Softening Behavior Of 18.7cr-1.0ni-5.8mn-0.2n Low Nickel-Type Duplex Stainless Steel During Hot Compression Deformation Under Large Strain

It is difficult to form the precipitated phase of duplex stainless steel (DSS) with low nickel content, and a low Cr content of 18.7% (mass fraction) during hot working. However, the stability of the austenite phase changes by substituting Mn for Ni, which can increase the difference between the softening mechanisms of the two phases under high temperature and deformation conditions.

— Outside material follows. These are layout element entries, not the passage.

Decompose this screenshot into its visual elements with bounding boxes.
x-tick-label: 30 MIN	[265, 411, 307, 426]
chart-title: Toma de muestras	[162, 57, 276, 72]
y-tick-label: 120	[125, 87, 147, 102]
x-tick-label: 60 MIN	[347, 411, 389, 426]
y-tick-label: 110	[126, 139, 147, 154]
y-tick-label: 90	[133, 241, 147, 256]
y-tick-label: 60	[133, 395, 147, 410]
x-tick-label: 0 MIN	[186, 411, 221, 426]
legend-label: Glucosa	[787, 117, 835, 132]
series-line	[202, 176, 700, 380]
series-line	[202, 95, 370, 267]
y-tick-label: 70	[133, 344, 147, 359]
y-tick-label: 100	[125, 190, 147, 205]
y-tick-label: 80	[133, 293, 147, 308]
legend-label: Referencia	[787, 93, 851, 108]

Under a temperature and strain rate of 1123-1423 K and 0.1-10 s respectively, the large thermal compression deformation behavior (70%) of 18.7Cr-1.0Ni-5.8Mn-0.2N DSS was investigated. The thermal deformation microstructures were analyzed by OM, SEM, and EBSD. The results show that the dynamic recrystallization (DRX) of the ferrite phase mainly occurred at a lower deformation temperature of 1123 K, and that the degree of grain refinement increased, and the degree of grain inhomogeneity decreased with an strain rate. The strain rate was observed to have a large impact on the ferrite phase DRX, while the austenite phase DRX was more sensitive to deformation temperature. The ferrite phase underwent continuous dynamic recrystallization (CDRX) with the transition from low-angle to high-angle grain boundaries under deformation at 1223 K and 10 s(-1), while the austenite phase was dominated by discontinuous dynamic recrystallization (DDRX) deformed at 1323 K and 0.1 s(-1). DDRX can be easily induced by increasing the temperature at a low strain rate, while CDRX can be induced at a higher strain rate. The crystal orientation of the austenite phase is mainly characterized by the recrystallization texture of the (001) and (111) planes at higher temperatures and lower strain rates. In the ferrite phase, there is a competitive relationship between the recrystallization texture of the (001) and (111) planes. The critical stress (strain) was obtained by data fitting and its relationship with the peak stress (strain) was determined. As the strain increased, the flow instability domain of hot compression decreased, and the stability zone gradually moved toward higher temperature and strain rate. Furthermore, the optimum hot working conditions, 1323-1423 K and 0.01-6.05 s were obtained.